MAKLUMAT – Pemerintah diminta tidak lagi bersembunyi di balik narasi konflik Timur Tengah maupun ketidakpastian global untuk menutupi tekanan berat yang sedang menghantam ekonomi nasional akibat anjloknya nilai tukar Rupiah terhadap Dolar AS.
Anggota Komisi VII DPR RI, Yoyok Riyo Sudibyo melontarkan kritik keras kepada pemerintah. Ia menekankan pelemahan Rupiah yang kini bergerak menembus angka Rp18.134 hingga Rp18.200 per Dolar AS bukan sekadar fluktuasi biasa, melainkan ancaman nyata bagi keberlangsungan sektor industri.
“Janganlah kita mengambil alasan konflik sana, enggak usah. Kita lihat realitas sekarang, dolar kita sudah Rp18.000 sekian. Kalau dolar sudah naik, sudah pasti sektor industri kena,” tegas politikus Partai NasDem tersebut.
Yoyok memaparkan kenaikan kurs ini telah memicu lonjakan biaya impor bahan baku serta meningkatnya harga pokok produksi di saat daya beli masyarakat terus merosot. Ia mencatat, dampak sistemik ini bahkan telah memicu pemutusan hubungan kerja (PHK) terhadap lebih dari 23.000 buruh sejak Januari 2026.
Menghadapi krisis ini, Yoyok menuntut langkah konkret dari pemerintah. Ia mendorong diversifikasi mata uang dalam transaksi perdagangan internasional, misalnya dengan memanfaatkan Yuan (RMB).
“Kalau memang dolar menghajar kita, tinggalkan.
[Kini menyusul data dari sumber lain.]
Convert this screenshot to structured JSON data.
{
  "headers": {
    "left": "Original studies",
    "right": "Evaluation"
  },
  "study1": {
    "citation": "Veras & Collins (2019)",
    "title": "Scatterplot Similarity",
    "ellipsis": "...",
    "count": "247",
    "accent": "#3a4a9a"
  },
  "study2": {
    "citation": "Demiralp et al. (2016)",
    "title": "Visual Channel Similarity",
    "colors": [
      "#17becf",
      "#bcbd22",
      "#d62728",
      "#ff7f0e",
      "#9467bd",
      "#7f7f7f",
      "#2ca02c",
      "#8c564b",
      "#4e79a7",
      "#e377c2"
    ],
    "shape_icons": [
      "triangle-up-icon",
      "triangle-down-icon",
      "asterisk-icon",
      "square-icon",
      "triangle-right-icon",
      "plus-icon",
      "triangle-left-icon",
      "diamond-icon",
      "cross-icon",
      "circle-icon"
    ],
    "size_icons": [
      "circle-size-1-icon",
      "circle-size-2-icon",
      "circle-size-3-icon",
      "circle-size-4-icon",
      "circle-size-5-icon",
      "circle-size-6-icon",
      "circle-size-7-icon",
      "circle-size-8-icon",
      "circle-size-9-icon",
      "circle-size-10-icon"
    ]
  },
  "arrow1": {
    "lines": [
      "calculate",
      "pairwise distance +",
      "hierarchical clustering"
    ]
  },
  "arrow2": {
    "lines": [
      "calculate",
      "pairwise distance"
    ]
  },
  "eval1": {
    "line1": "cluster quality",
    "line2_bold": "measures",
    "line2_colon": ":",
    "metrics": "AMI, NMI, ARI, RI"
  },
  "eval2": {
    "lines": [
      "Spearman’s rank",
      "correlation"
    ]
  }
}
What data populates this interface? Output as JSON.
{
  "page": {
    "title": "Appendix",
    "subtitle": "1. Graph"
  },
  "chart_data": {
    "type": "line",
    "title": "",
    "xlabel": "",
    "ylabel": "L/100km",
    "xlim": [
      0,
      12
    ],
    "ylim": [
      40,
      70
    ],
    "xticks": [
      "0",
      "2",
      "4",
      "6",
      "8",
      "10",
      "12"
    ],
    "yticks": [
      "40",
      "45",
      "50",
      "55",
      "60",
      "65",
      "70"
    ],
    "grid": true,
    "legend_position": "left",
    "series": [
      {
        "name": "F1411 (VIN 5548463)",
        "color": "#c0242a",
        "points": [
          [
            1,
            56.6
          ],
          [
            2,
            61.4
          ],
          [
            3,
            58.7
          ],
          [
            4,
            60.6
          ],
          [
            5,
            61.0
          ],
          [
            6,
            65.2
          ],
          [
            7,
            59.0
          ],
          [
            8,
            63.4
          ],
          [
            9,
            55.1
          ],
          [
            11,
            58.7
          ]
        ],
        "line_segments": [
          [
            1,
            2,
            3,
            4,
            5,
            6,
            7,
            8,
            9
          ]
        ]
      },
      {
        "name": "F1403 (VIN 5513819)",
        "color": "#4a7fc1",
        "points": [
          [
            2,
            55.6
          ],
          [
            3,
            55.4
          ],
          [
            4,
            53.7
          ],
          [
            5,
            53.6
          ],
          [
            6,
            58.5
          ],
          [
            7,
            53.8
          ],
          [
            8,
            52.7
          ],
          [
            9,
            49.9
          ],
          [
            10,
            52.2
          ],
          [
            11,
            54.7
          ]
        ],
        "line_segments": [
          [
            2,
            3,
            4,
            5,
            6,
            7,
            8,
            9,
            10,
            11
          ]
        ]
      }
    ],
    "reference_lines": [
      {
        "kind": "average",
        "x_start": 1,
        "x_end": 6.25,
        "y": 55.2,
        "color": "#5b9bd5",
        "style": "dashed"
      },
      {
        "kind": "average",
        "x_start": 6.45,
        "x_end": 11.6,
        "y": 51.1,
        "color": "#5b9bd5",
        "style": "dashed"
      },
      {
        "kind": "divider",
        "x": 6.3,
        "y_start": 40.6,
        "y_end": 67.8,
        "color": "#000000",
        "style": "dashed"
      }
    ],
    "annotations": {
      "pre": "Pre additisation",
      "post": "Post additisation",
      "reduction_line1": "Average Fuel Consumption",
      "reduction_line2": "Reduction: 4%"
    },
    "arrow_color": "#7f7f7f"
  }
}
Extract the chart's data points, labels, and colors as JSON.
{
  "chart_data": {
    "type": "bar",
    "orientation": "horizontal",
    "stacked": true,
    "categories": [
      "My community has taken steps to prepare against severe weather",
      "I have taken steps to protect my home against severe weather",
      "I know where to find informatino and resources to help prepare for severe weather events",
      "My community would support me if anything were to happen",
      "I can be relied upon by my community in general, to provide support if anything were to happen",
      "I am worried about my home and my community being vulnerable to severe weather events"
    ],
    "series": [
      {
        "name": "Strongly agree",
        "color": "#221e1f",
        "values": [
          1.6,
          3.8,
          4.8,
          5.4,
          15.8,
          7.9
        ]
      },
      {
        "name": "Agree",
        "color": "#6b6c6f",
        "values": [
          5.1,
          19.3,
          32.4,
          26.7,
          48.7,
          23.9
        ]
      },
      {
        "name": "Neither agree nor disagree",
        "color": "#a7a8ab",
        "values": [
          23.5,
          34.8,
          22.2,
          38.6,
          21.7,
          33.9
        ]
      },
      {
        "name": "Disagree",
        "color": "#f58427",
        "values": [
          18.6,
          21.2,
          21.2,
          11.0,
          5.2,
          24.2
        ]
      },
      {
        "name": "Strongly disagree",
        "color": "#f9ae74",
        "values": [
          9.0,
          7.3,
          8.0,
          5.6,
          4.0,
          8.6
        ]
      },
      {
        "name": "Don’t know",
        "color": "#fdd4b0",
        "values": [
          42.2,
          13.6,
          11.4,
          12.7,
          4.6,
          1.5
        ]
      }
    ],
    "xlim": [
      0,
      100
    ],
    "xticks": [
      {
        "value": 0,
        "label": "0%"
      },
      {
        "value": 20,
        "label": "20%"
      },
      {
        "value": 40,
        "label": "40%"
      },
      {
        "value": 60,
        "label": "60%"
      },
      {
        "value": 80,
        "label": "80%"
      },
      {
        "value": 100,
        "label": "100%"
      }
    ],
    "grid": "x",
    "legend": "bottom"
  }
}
Kita masih bisa pakai RMB, masih bisa pakai Yuan. Kita negara besar, kenapa harus takut?” tandasnya.
Selain itu, ia mendesak Kementerian Perindustrian untuk mewajibkan penggunaan bahan baku lokal bagi seluruh sektor industri guna mengurangi ketergantungan pada impor. Pemerintah juga diminta mengawasi ketat importir agar tidak ada pihak yang memanfaatkan momentum krisis untuk meraup keuntungan pribadi.
Kritik Yoyok Riyo menyoroti kegagalan pemerintah dalam melakukan mitigasi ekonomi domestik yang terlalu bergantung pada mata uang tunggal. Sikap “bawaan” pemerintah yang cenderung menyalahkan faktor eksternal menunjukkan minimnya inovasi kebijakan dalam memperkuat basis produksi dalam negeri.
Tanpa keberanian untuk melakukan substitusi impor secara masif dan diversifikasi mitra dagang, tekanan terhadap rupiah akan terus memicu efek domino berupa PHK massal yang mengancam stabilitas sosial di tengah tahun 2026.